Community Restorative Justice (CRJ) has branded the British government’s latest proposed guidelines overseeing the restorative justice project as “arrogant”.
CRJ has developed community-based alternatives to the judicial system for dealing with anti-social behaviour and low-level crime.
Last week Direct-Rule Minister David Hanson MP announced new protocols which, if enforced, would result in restorative justice projects having to deal directly with the PSNI police if they are to be considered for government grants.
The proposals will be subjected to a 12 week consultation process enabling CRJ to voice their concerns on the issue.
CRJ co-ordinator Jim Auld said that he was “disappointed” at the Minister’s announcement.
“This is a lost opportunity,” he said.
“There are issues here which hark back to the worst days of the conflict. It is a backward step as it has thrown up the worst political vetting.
“There is an arrogance within the state bureaucracy within the [British government] which doesn’t recognise the legitimacy of nationalist people unless we are totally subservient to them.
“They will decide who is good enough to work within the justice system as if they were the only ones good enough to make that decision.
“A panel will go through CRJ and decide if they are clean enough in their eyes to work in the system.”
Although a likely mechanism to coax republican communities towards formal policing structures, the CRJ schemes are considered controversial by unionists and the SDLP because of a perception that they are too closely linked to Sinn Féin. Republican dissidents fear that they will be targeted by the groups.
“We agreed to be willing to be inspected by the Criminal Justice Inspectorate in the same way as everyone else within the criminal justice system is,” said Auld.

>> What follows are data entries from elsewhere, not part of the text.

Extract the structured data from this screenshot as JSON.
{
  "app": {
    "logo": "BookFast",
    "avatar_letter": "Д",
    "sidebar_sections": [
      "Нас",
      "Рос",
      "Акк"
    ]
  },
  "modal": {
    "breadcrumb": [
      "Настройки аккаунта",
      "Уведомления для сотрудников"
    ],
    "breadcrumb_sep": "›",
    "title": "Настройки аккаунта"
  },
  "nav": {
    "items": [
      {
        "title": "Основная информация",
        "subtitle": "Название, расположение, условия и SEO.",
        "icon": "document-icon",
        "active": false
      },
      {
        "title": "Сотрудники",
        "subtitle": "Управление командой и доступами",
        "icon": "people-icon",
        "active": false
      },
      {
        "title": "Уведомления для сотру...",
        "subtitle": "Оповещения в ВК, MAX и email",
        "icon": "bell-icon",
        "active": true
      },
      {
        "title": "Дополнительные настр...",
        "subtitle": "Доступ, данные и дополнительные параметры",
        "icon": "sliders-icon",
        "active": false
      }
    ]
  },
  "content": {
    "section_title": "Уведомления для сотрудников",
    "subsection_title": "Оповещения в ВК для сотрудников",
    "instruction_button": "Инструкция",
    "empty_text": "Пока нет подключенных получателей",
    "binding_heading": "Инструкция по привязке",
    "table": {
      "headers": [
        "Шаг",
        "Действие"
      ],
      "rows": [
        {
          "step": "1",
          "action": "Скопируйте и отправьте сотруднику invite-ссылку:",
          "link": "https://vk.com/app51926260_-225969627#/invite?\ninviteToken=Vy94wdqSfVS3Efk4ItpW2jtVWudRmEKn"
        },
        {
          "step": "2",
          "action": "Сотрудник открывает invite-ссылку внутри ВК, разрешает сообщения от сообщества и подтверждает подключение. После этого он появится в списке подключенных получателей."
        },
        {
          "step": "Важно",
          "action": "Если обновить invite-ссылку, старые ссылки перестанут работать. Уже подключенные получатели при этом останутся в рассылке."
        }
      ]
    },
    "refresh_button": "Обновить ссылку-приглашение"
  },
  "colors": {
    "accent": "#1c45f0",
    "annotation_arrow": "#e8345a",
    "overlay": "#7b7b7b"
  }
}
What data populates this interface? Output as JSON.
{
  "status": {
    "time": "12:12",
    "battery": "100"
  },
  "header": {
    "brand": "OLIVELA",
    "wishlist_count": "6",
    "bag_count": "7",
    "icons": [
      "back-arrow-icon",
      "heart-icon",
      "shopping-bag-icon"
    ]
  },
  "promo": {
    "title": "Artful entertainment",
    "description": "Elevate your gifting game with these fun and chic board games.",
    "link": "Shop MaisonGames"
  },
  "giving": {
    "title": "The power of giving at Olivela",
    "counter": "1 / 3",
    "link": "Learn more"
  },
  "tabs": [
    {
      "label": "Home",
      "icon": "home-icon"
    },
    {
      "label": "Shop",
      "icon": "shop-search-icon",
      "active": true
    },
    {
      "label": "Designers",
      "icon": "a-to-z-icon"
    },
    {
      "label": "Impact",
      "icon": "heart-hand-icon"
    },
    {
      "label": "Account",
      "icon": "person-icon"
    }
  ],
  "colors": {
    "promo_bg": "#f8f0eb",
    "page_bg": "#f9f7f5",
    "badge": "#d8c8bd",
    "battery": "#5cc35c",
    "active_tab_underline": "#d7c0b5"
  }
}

“If you look at social workers, or probation service staff or prison staff, or PSNI officers, those organisations choose who works for them.
“However the government want overseeing rights on us, so the question is - how dare they?”
Sinn Féin spokesperson on Policing and Justice Gerry Kelly said that the publication of the new protocols should remove the blockage to providing support for community-based restorative justice schemes.
“Those who have been orchestrating a smear campaign against restorative justice programmes have been doing so for narrow party political interests. Their agenda and the attempts to politically vet those who are pioneering restorative justice on this island should not be allowed to threaten progress.
“The Human Rights community and those overseeing transformation of the justice system have all given their support for community-based restorative justice programmes.”